Des mutations de ce dernier récepteur se sont avérées impliquées dans le diabète insipide et le défaut moléculaire le plus fréquent est un blocage du récepteur muté dans le réticulum endoplasmique (RE). Avec le récepteur V1b comme modèle, nous avons montré qu'une séquence C-terminale proximale était essentielle pour l'adressage membranaire du récepteur. Un mutant de ce domaine s'accumule dans le RE et est dégradé. Le SSR149415, antagoniste non peptidique du V1bR, perméant aux membranes biologiques, est cependant
capable de rétablir le phénotype normal de ce mutant et agit donc comme un chaperon pharmacologique.

Summary:
Vasopressin receptors : structure/function relationships and signal transduction in target cells Vasopressin, a hypothalamic hormone, acts on its target tissues via 3 different G protein coupled receptors. The vasopressin V1a and V1b receptors, associated to Gq protein and phospholipase C, are responsible for vasoconstriction and regulation of the corticotroph axis respectively. The V2 vasopressin receptor is coupled to Gs protein and adenylyl cyclase and is responsible for water reabsorption in the renal collecting duct. Mutations of the V2 receptor are involved in diabetes insipidus and most of these mutations result in an endoplasmic reticulum (ER) retention of the mutated receptor. With the V1b receptor model, we have identified a proximal sequence of the C-terminal segment, which is crucial for ER export. Mutations in this short domain result in ER accumulation and degradation of the receptor. SSR149415, a nonpeptide antagonist of V1bR, which is permeable to cell membrane, is able to rescue tthe mutant phenotype and acts as a pharmacological chaperone.
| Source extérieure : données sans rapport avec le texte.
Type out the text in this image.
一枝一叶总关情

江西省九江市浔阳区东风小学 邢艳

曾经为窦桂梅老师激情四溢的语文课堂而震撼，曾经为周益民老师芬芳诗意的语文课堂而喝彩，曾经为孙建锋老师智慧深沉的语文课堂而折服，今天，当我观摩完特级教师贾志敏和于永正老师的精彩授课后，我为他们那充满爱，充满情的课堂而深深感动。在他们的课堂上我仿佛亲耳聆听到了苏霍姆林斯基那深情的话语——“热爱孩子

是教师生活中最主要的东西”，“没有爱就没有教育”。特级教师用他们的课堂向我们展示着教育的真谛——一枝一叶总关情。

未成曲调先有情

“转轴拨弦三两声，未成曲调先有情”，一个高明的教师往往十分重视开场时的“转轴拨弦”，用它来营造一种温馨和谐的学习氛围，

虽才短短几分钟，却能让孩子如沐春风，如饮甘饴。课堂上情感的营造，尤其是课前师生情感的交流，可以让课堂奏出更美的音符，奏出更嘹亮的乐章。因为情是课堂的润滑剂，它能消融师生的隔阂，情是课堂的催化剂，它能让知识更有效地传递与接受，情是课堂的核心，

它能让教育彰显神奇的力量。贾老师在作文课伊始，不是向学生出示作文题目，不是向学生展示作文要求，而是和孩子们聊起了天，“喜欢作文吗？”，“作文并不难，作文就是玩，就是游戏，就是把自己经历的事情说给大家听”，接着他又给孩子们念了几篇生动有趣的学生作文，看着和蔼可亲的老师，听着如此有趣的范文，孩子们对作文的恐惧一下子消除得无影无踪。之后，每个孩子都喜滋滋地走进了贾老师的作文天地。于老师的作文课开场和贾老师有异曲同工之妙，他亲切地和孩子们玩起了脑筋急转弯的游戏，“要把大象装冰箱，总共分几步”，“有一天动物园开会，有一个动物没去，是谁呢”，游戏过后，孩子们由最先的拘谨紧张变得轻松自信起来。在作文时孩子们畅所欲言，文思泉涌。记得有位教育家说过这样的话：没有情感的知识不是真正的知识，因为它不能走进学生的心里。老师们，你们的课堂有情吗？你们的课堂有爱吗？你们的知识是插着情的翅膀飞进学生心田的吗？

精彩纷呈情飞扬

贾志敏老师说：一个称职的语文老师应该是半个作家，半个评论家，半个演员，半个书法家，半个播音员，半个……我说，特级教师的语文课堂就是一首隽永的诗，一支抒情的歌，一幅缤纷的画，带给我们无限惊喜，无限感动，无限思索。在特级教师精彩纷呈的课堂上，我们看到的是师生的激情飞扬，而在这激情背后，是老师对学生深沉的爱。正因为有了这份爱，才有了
Régulation par la vasopressine de la réabsorption de NaCl dans le tubule collecteur rénal
Alain Vandewalle,
INSERM U773, Centre de Recherche Biomédicale Bichat-Beaujon (CRB3), BP416, F 75018 Paris France; Université Paris 7 - Denis Diderot, site Bichat, Paris, F-75870 Paris, France

Summary:
Regulation by vasopressin of NaCl absorption in the renal collecting duct. In the kidney, the fine control of NaCl absorption takes place in the distal nephron and is controlled by aldosterone and vasopressin. This review summarizes the effects of vasopressin on Na+ transport mediated by the amiloride-sensitive epithelial sodium channel (ENaC) and the cystic fibrosis transmembrane conductance regulator (CFTR) Cl- conductance in immortalized or primary cultured cortical collecting duct cells expressing either the wild-type ENaC subunits or mutations or deletions of the PY domain of the b- or g -ENaC subunits responsible for Liddle's syndrome, an inherited form of hypertension due to excessive salt absorption.

Résumé :
Dans le rein, les parties terminales du tubule rénal sont le siège d'une régulation fine de la réabsorption de NaCl par la vasopressine et l'aldostérone. Cette revue résume les connaissances sur les effets de la vasopressine sur le transport de Na+ dépendant du canal épithélial sodique sensible à l'amiloride (ENaC) et le canal chlorure cystic fibrosis transmembrane conductance regulator (CFTR) dans des lignées immortalisées et des cultures primaires de tubules collecteurs exprimant ou non des délétions du motif PY des sous-unités b- ou g -ENaC responsables de la maladie hypertensive de Liddle.